Bank bosses might profit by sharing in the pain

October 29, 2008|By JAY HANCOCK | JAY HANCOCK,jay.hancock@baltsun.com

When taxpayers bailed out Chrysler Corp. in 1980, CEO Lee Iacocca acknowledged the extraordinary assistance with a sacrifice of his own. He cut his salary to a dollar a year and trimmed other executives' pay by up to a tenth.

"Although my reduced salary didn't mean I had to skip any meals, it still made a big statement in Detroit," Iacocca wrote in his autobiography. "It showed that we were all in this together. It showed that we could survive only if each of us tightened his belt."

Now, as the government launches a rescue a thousand times bigger, similar gestures are hard to find. At bank after bank uploading billions of government dollars, it's basically executive pay as usual.

So-called "restrictions" on compensation for bosses receiving bailouts are a joke.

Any company getting government cash must not pay bonuses based on fraudulent profits. (All you other corporations? Go for it!)

Plus, no golden parachutes. (Note to execs: Delay pulling the rip cord until the emergency is over. Or get out early, like Citigroup's Charles Prince III. He left a year ago with a $10 million bonus.)

For top bosses, forgoing chunks of pay would show gratitude for the unprecedented public assistance given Citigroup, Bank of America and the other companies.

It would signal responsibility for helping wreck the economy and shareholder value. And it would trumpet the need for sacrifice at a time of national peril.

But no banking executives I know of have mimicked Iacocca.

At Bank of America, CEO Kenneth D. Lewis pulls down a salary of $1.5 million and last year earned $23 million on top of that. Wells Fargo CEO John G. Stump made $750,000 in salary last year and total compensation of $12.6 million.

Citigroup CEO Vikram Pandit got stock worth $27 million in December when he replaced Prince as CEO. JPMorgan Chase boss James Dimon makes $1 million in salary and took home a total of $28 million last year.

Collectively, these four companies - the biggest diners so far at the corporate welfare buffet - have lost about $117 billion on bad mortgages and other stupid bets. Together, they got $100 billion in taxpayer cash.

At every single one, it looks like business as usual. Not only are they still shoveling money to top executives, but they're taking taxpayer dollars and paying them to shareholders as dividends.

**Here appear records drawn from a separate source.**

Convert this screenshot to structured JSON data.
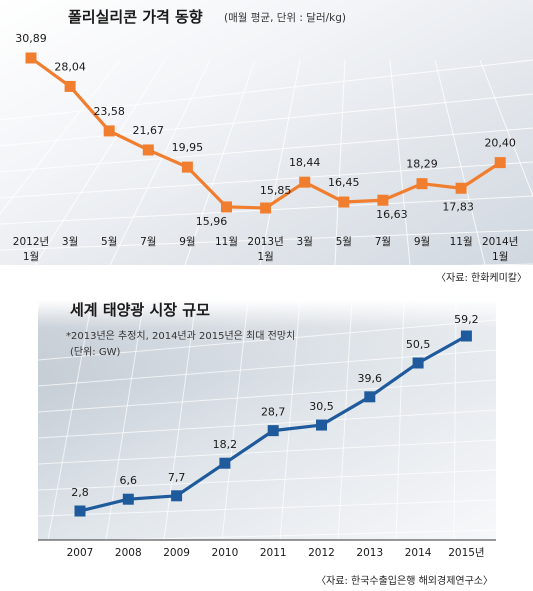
{
  "chart_data": [
    {
      "type": "line",
      "title": "폴리실리콘 가격 동향",
      "unit_note": "(매월 평균, 단위 : 달러/kg)",
      "source": "〈자료: 한화케미칼〉",
      "categories": [
        [
          "2012년",
          "1월"
        ],
        [
          "3월"
        ],
        [
          "5월"
        ],
        [
          "7월"
        ],
        [
          "9월"
        ],
        [
          "11월"
        ],
        [
          "2013년",
          "1월"
        ],
        [
          "3월"
        ],
        [
          "5월"
        ],
        [
          "7월"
        ],
        [
          "9월"
        ],
        [
          "11월"
        ],
        [
          "2014년",
          "1월"
        ]
      ],
      "values": [
        30.89,
        28.04,
        23.58,
        21.67,
        19.95,
        15.96,
        15.85,
        18.44,
        16.45,
        16.63,
        18.29,
        17.83,
        20.4
      ],
      "value_labels": [
        "30,89",
        "28,04",
        "23,58",
        "21,67",
        "19,95",
        "15,96",
        "15,85",
        "18,44",
        "16,45",
        "16,63",
        "18,29",
        "17,83",
        "20,40"
      ],
      "color": "#f07e2e"
    },
    {
      "type": "line",
      "title": "세계 태양광 시장 규모",
      "note": "*2013년은 추정치, 2014년과 2015년은 최대 전망치",
      "unit_note": "(단위: GW)",
      "source": "〈자료: 한국수출입은행 해외경제연구소〉",
      "categories": [
        "2007",
        "2008",
        "2009",
        "2010",
        "2011",
        "2012",
        "2013",
        "2014",
        "2015년"
      ],
      "values": [
        2.8,
        6.6,
        7.7,
        18.2,
        28.7,
        30.5,
        39.6,
        50.5,
        59.2
      ],
      "value_labels": [
        "2,8",
        "6,6",
        "7,7",
        "18,2",
        "28,7",
        "30,5",
        "39,6",
        "50,5",
        "59,2"
      ],
      "color": "#1f5a9c"
    }
  ]
}
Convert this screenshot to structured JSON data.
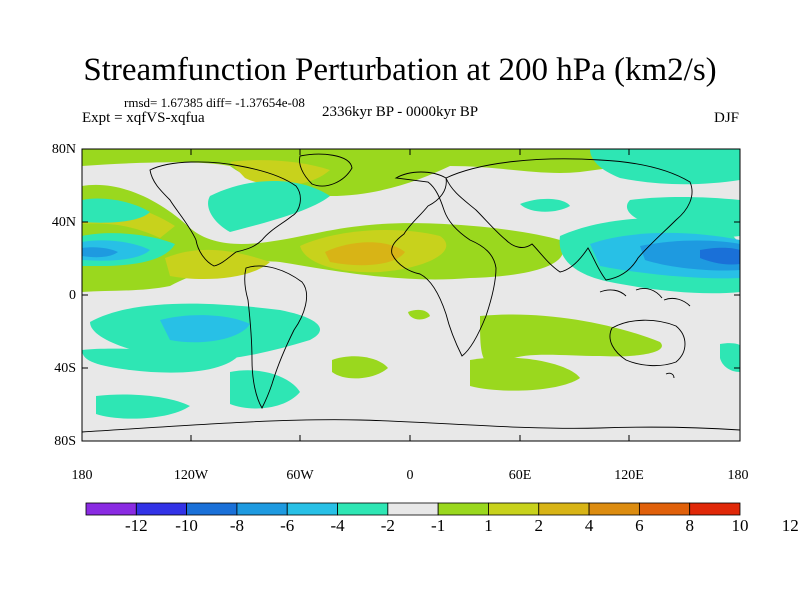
{
  "title": "Streamfunction Perturbation at 200 hPa (km2/s)",
  "stats": "rmsd= 1.67385 diff= -1.37654e-08",
  "experiment": "Expt = xqfVS-xqfua",
  "period": "2336kyr BP - 0000kyr BP",
  "season": "DJF",
  "axes": {
    "lat_labels": [
      "80N",
      "40N",
      "0",
      "40S",
      "80S"
    ],
    "lon_labels": [
      "180",
      "120W",
      "60W",
      "0",
      "60E",
      "120E",
      "180"
    ]
  },
  "colorbar": {
    "colors": [
      "#8a2be2",
      "#3232e6",
      "#1a70d8",
      "#1e9ae0",
      "#28c0e6",
      "#2ee6b4",
      "#e8e8e8",
      "#9ad81e",
      "#c8d21c",
      "#d8b416",
      "#dc8c10",
      "#e0600a",
      "#e02808"
    ],
    "labels": [
      "-12",
      "-10",
      "-8",
      "-6",
      "-4",
      "-2",
      "-1",
      "1",
      "2",
      "4",
      "6",
      "8",
      "10",
      "12"
    ]
  }
}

"Thanks for the opportunity to comment, but we do not have anything to contribute to your story," said a Wells Fargo spokeswoman when I suggested that Iacocca might have something to teach the company. (It should be said that Wells Fargo has lost much less on bum mortgages than its competitors and didn't want to take the handout.)

Representatives at the other three banks didn't respond to queries.

The tradition of the "dollar-a-year man" goes back at least to World War I, when the well-off gave their talents to the government for minimal pay. Rich Americans have often been happy to pitch in or at least try to demonstrate solidarity with the masses when times are tight.

Some technology executives cut their salaries during the dot-com crash. Apple Computer CEO Steve Jobs still pays himself only a dollar a year, although he owns lots of stock.

Yet The New York Times reported that Wells Fargo Chairman Richard M. Kovacevich "expressed concern" about executive-pay restrictions when he met with eight other bankers to discuss the bailout package with Treasury Secretary Henry Paulson.

Bank of America's Lewis was reported to have countered, "We are out of our minds" if they balked at the plan because of pay rules.

That's the right idea. But the fat cats ought to go much further and take painful pay cuts. Automotive executives lining up for their own bailout could profit by Iacocca's example, too.

The moves would be worth far more in symbolic value than the dollars they cost.

"If everybody is suffering equally, you can move a mountain," Iacocca wrote. "But the first time you find somebody goofing off or not carrying his share of the load, the whole thing can come unraveled. I call this equality of sacrifice. When I started to sacrifice, I saw other people do whatever was necessary. And that's how Chrysler pulled through."